Ketchup was replaced by Walrus Oyster and Ale House, a project which Bob Kinkead is nominally associated with - his other project was Ancora (do you even know what Ancora is called now? Have a click to find out) - Bob was a great, immensely respected chef, and is legitimately affiliated with Star Restaurant Group; I'm simply advising folks to take his role here with a coarse grain of sea salt.

 

Here are some publications that reported on the marketing of Bob Kinkead as "Culinary Director" (a "Culinary Director" is someone who "consults" on the menu, but isn't actually in the kitchen - someone like José Andrés.
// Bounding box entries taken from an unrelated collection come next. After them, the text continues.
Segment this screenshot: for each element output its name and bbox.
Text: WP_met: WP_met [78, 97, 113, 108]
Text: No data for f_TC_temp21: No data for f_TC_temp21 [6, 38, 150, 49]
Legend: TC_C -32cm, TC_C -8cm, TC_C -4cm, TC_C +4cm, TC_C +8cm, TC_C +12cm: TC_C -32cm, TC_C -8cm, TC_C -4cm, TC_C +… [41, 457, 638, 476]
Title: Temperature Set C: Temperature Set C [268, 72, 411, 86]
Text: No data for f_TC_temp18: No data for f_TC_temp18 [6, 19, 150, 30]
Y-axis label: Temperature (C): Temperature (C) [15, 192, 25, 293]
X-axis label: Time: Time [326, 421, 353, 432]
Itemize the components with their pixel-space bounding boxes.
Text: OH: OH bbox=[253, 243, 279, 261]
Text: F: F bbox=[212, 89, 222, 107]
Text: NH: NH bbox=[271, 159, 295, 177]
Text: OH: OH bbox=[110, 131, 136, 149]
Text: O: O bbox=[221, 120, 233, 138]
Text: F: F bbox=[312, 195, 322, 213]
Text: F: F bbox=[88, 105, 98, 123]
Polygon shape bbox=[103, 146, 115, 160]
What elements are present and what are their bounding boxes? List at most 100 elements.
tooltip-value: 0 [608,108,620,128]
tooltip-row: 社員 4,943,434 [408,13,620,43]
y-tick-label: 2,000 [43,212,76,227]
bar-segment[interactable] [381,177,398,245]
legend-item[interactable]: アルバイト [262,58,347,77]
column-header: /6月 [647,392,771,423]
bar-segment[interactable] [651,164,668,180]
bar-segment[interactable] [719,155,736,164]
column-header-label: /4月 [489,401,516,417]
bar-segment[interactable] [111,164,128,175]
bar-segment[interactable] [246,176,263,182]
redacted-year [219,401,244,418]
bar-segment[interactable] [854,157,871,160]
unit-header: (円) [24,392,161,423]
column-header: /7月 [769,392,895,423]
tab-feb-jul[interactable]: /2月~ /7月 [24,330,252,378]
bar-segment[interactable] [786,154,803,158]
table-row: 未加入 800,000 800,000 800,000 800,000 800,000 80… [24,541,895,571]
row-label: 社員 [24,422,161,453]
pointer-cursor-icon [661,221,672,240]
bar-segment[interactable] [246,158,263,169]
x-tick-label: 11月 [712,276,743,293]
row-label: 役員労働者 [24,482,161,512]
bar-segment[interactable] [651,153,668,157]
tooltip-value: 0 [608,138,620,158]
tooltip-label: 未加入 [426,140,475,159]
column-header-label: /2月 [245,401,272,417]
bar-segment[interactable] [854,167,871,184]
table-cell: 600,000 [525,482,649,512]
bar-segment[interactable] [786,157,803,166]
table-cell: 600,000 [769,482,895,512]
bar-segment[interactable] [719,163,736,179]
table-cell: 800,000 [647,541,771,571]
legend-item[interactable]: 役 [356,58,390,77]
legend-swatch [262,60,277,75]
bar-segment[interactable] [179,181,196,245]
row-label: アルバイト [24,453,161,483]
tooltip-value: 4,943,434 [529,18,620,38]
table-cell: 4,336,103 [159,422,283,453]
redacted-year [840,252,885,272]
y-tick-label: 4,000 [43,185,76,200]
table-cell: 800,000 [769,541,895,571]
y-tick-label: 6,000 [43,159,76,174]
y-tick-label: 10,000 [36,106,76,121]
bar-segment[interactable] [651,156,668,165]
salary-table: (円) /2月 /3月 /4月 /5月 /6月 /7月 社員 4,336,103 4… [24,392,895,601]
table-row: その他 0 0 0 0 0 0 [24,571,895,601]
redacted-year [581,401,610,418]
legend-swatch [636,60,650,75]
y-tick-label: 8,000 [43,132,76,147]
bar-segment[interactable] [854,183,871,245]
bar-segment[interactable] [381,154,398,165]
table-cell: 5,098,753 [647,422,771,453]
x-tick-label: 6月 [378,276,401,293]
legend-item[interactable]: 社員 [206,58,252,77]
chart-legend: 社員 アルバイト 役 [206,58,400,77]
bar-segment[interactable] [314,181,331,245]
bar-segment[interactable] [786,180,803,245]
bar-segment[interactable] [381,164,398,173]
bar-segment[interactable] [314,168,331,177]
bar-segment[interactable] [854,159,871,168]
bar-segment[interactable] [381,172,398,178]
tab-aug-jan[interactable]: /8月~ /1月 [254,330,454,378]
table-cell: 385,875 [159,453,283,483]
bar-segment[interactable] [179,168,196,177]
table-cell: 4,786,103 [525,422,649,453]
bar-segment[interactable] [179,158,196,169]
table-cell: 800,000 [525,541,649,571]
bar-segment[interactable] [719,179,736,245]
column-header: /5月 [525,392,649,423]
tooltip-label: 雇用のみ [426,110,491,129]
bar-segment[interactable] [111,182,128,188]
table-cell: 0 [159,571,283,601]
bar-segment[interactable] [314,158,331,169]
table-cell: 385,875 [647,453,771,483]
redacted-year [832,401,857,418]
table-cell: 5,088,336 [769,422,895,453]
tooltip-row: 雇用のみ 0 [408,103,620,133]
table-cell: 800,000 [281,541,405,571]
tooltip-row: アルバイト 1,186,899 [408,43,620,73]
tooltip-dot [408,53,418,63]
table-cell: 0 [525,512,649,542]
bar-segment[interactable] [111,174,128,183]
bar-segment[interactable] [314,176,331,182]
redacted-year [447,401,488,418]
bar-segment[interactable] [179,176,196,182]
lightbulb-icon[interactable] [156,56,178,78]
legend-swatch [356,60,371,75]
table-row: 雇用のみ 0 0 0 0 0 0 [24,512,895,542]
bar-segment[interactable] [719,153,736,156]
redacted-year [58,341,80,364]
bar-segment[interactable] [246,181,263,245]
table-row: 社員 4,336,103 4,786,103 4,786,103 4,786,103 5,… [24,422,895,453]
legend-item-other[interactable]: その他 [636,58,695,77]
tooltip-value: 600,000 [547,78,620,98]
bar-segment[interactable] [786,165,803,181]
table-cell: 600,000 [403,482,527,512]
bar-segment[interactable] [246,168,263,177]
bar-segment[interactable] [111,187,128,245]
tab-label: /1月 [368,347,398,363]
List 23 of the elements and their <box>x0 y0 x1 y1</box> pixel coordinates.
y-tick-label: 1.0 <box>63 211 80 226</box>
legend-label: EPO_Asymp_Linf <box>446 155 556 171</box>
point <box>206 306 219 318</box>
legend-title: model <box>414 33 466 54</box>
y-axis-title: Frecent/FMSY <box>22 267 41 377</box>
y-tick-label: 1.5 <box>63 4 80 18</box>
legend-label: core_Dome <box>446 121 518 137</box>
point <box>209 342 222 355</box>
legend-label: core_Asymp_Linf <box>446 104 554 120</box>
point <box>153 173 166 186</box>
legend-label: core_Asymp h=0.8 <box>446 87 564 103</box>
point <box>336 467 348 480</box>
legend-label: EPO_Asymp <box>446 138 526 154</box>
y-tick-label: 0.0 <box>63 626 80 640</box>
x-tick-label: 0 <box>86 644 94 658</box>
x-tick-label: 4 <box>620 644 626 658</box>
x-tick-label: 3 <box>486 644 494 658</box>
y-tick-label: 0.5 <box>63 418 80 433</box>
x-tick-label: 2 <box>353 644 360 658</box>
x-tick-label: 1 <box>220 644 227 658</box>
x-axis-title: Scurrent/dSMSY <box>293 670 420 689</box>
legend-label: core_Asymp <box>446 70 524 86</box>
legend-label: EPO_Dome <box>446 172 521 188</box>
I guess this makes me "Culinary Director" of about a dozen well-known restaurants in this town):

 

Sep 10, 2014: "Natural Meets Nautical at the Walrus Oyster & Alehouse" by Missy Frederick on dc.eater.com

Sep 16, 2014: "First Look: The Walrus Oyster and Ale House" by Rita Rapuano on zagat.com

Sep 17, 2014: "Inside The Walrus & Oyster [sic] Ale House (Menus)" by Anna Spiegel on washingtonian.com

Sep 17, 2014: "The Walrus Oyster & Ale House Now Open In National Harbor" by Jessica Sidman on washingtoncitypaper.com

Oct 29, 2014: "Pop's Seabar and Walrus & Oyster [sic] Ale House: 2 joints where seafood rules" by Tom Sietsema on washingtonpost.com

Of note: Not one person that I'm aware of picked up on the error in the name, either in the Washingtonian's preview or the Washington Post's review - the erroneous name is not only in the title, but is perpetuated throughout the body of both articles. It's a *very* easy mistake to make, and when I stare at the names, I find myself having to do double-takes, even knowing that the mistake is there.